A trout protrudes from the mock opening at the top. The bag is marked by a red arrow in the above image.
THE OTHER NIGHT
as I rode with Walt Lohman to the Odd Fellows meeting, he had to stop at Brookfield Square to pick something up. I waited in the car for him and could not help noticing the blazing sunset. We had been driving east, away from it.
Fortunately, I was traveling to the lodge hall intending to capture some images with my LVD gratuity (never to be forgotten) Nikon camera. So, I got it out of the creel bag and snapped this picture through the windshield.
The symbolism of the evening in general was not lost on me.

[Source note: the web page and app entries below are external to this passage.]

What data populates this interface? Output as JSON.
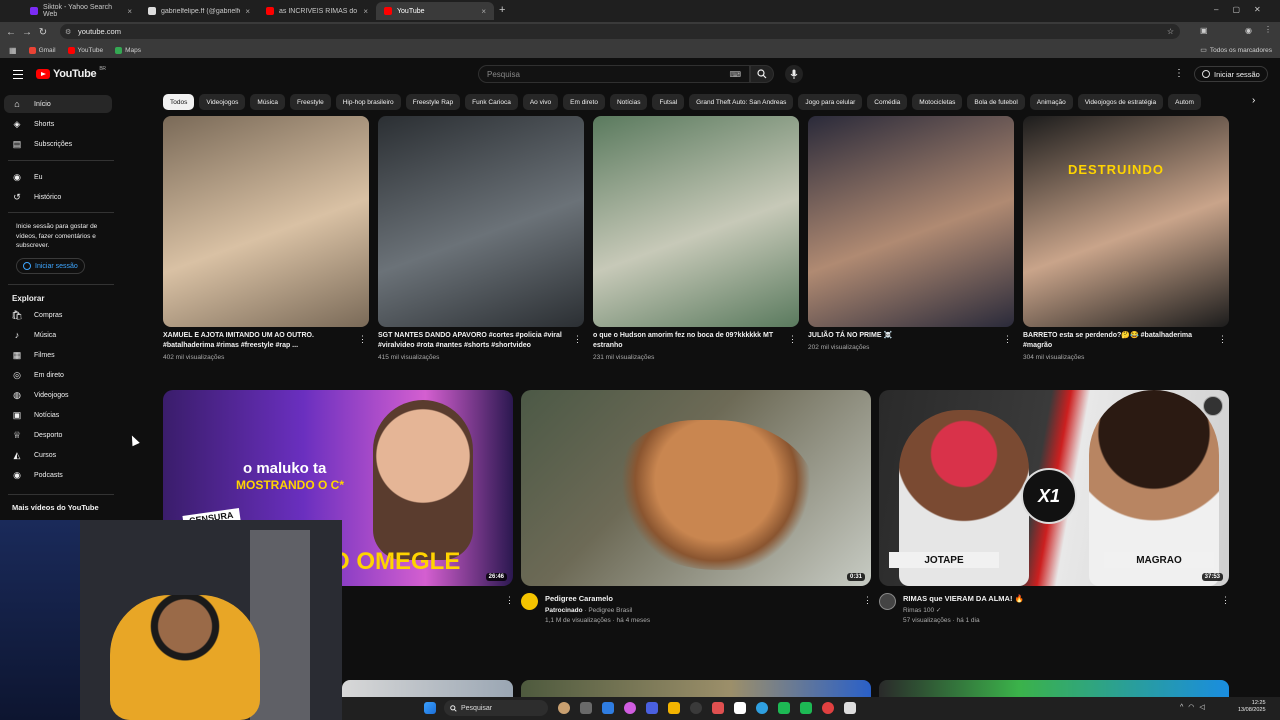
{
  "browser": {
    "tabs": [
      {
        "title": "Siktok - Yahoo Search Web",
        "favicon_color": "#7b2cf5"
      },
      {
        "title": "gabrielfelipe.ff (@gabrielfelipe...",
        "favicon_color": "#ffffff"
      },
      {
        "title": "as INCRÍVEIS RIMAS do GURI c...",
        "favicon_color": "#ff0000"
      },
      {
        "title": "YouTube",
        "favicon_color": "#ff0000"
      }
    ],
    "new_tab": "+",
    "url": "youtube.com",
    "bookmarks": [
      {
        "label": "Gmail",
        "color": "#ea4335"
      },
      {
        "label": "YouTube",
        "color": "#ff0000"
      },
      {
        "label": "Maps",
        "color": "#34a853"
      }
    ],
    "all_bookmarks": "Todos os marcadores"
  },
  "header": {
    "logo_text": "YouTube",
    "region": "BR",
    "search_placeholder": "Pesquisa",
    "signin_label": "Iniciar sessão"
  },
  "sidebar": {
    "main_items": [
      {
        "label": "Início",
        "icon": "home-icon",
        "glyph": "⌂"
      },
      {
        "label": "Shorts",
        "icon": "shorts-icon",
        "glyph": "◈"
      },
      {
        "label": "Subscrições",
        "icon": "subscriptions-icon",
        "glyph": "▤"
      }
    ],
    "you_items": [
      {
        "label": "Eu",
        "icon": "you-icon",
        "glyph": "◉"
      },
      {
        "label": "Histórico",
        "icon": "history-icon",
        "glyph": "↺"
      }
    ],
    "signin_text": "Inicie sessão para gostar de vídeos, fazer comentários e subscrever.",
    "signin_button": "Iniciar sessão",
    "explore_title": "Explorar",
    "explore_items": [
      {
        "label": "Compras",
        "icon": "shopping-icon",
        "glyph": "🛍"
      },
      {
        "label": "Música",
        "icon": "music-icon",
        "glyph": "♪"
      },
      {
        "label": "Filmes",
        "icon": "movies-icon",
        "glyph": "▦"
      },
      {
        "label": "Em direto",
        "icon": "live-icon",
        "glyph": "◎"
      },
      {
        "label": "Videojogos",
        "icon": "gaming-icon",
        "glyph": "◍"
      },
      {
        "label": "Notícias",
        "icon": "news-icon",
        "glyph": "▣"
      },
      {
        "label": "Desporto",
        "icon": "sports-icon",
        "glyph": "♕"
      },
      {
        "label": "Cursos",
        "icon": "courses-icon",
        "glyph": "◭"
      },
      {
        "label": "Podcasts",
        "icon": "podcasts-icon",
        "glyph": "◉"
      }
    ],
    "more_title": "Mais vídeos do YouTube"
  },
  "chips": [
    "Todos",
    "Videojogos",
    "Música",
    "Freestyle",
    "Hip-hop brasileiro",
    "Freestyle Rap",
    "Funk Carioca",
    "Ao vivo",
    "Em direto",
    "Notícias",
    "Futsal",
    "Grand Theft Auto: San Andreas",
    "Jogo para celular",
    "Comédia",
    "Motocicletas",
    "Bola de futebol",
    "Animação",
    "Videojogos de estratégia",
    "Autom"
  ],
  "shorts": [
    {
      "title": "XAMUEL E AJOTA IMITANDO UM AO OUTRO. #batalhaderima #rimas #freestyle #rap ...",
      "views": "402 mil visualizações",
      "c1": "#7a6a58",
      "c2": "#d9c1a4"
    },
    {
      "title": "SGT NANTES DANDO APAVORO #cortes #policia #viral #viralvideo #rota #nantes #shorts #shortvideo",
      "views": "415 mil visualizações",
      "c1": "#2b2f33",
      "c2": "#6b7278"
    },
    {
      "title": "o que o Hudson amorim fez no boca de 09?kkkkkk MT estranho",
      "views": "231 mil visualizações",
      "c1": "#5a7a5e",
      "c2": "#c7c9b8"
    },
    {
      "title": "JULIÃO TÁ NO PRIME ☠️",
      "views": "202 mil visualizações",
      "c1": "#2a2a3a",
      "c2": "#b08a72"
    },
    {
      "title": "BARRETO esta se perdendo?🤔😂 #batalhaderima #magrão",
      "views": "304 mil visualizações",
      "c1": "#1c1c1c",
      "c2": "#c9a48a",
      "overlay": "DESTRUINDO"
    }
  ],
  "videos": [
    {
      "overlay_top": "o maluko ta",
      "overlay_mid": "MOSTRANDO O C*",
      "overlay_big": "O OMEGLE",
      "censura": "CENSURA",
      "duration": "26:46",
      "c1": "#6a2fbf",
      "c2": "#d45fd0"
    },
    {
      "title": "Pedigree Caramelo",
      "sponsored": "Patrocinado",
      "sponsor": "· Pedigree Brasil",
      "meta": "1,1 M de visualizações · há 4 meses",
      "duration": "0:31",
      "c1": "#3c4a3a",
      "c2": "#b77a44",
      "avatar_color": "#f5c400"
    },
    {
      "title": "RIMAS que VIERAM DA ALMA! 🔥",
      "channel": "Rimas 100 ✓",
      "meta": "57 visualizações · há 1 dia",
      "duration": "37:53",
      "c1": "#222222",
      "c2": "#a33",
      "avatar_color": "#444444",
      "badge": "X1",
      "left_tag": "JOTAPE",
      "right_tag": "MAGRAO"
    }
  ],
  "taskbar": {
    "search_label": "Pesquisar",
    "time": "12:25",
    "date": "13/08/2025"
  }
}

A brilliant sunset, (taps), a new event on the horizon for me in my alleged sunset years (The Independent Order of Odd Fellows).............
I thought of Dylan Thomas's poem:
- Do not go gentle into that good night,
- Old age should burn and rave at close of day;
- Rage, rage against the dying of the light.
- Though wise men at their end know dark is right,
- Because their words had forked no lightning they
- Do not go gentle into that good night.
- Good men, the last wave by, crying how bright
- Their frail deeds might have danced in a green bay,
- Rage, rage against the dying of the light.
- Wild men who caught and sang the sun in flight,
- And learn, too late, they grieved it on its way,
- Do not go gentle into that good night.
- Grave men, near death, who see with blinding sight
- Blind eyes could blaze like meteors and be gay,
- Rage, rage against the dying of the light.
- And you, my father, there on the sad height,
- Curse, bless me now with your fierce tears, I pray.
- Do not go gentle into that good night.
- Rage, rage against the dying of the light.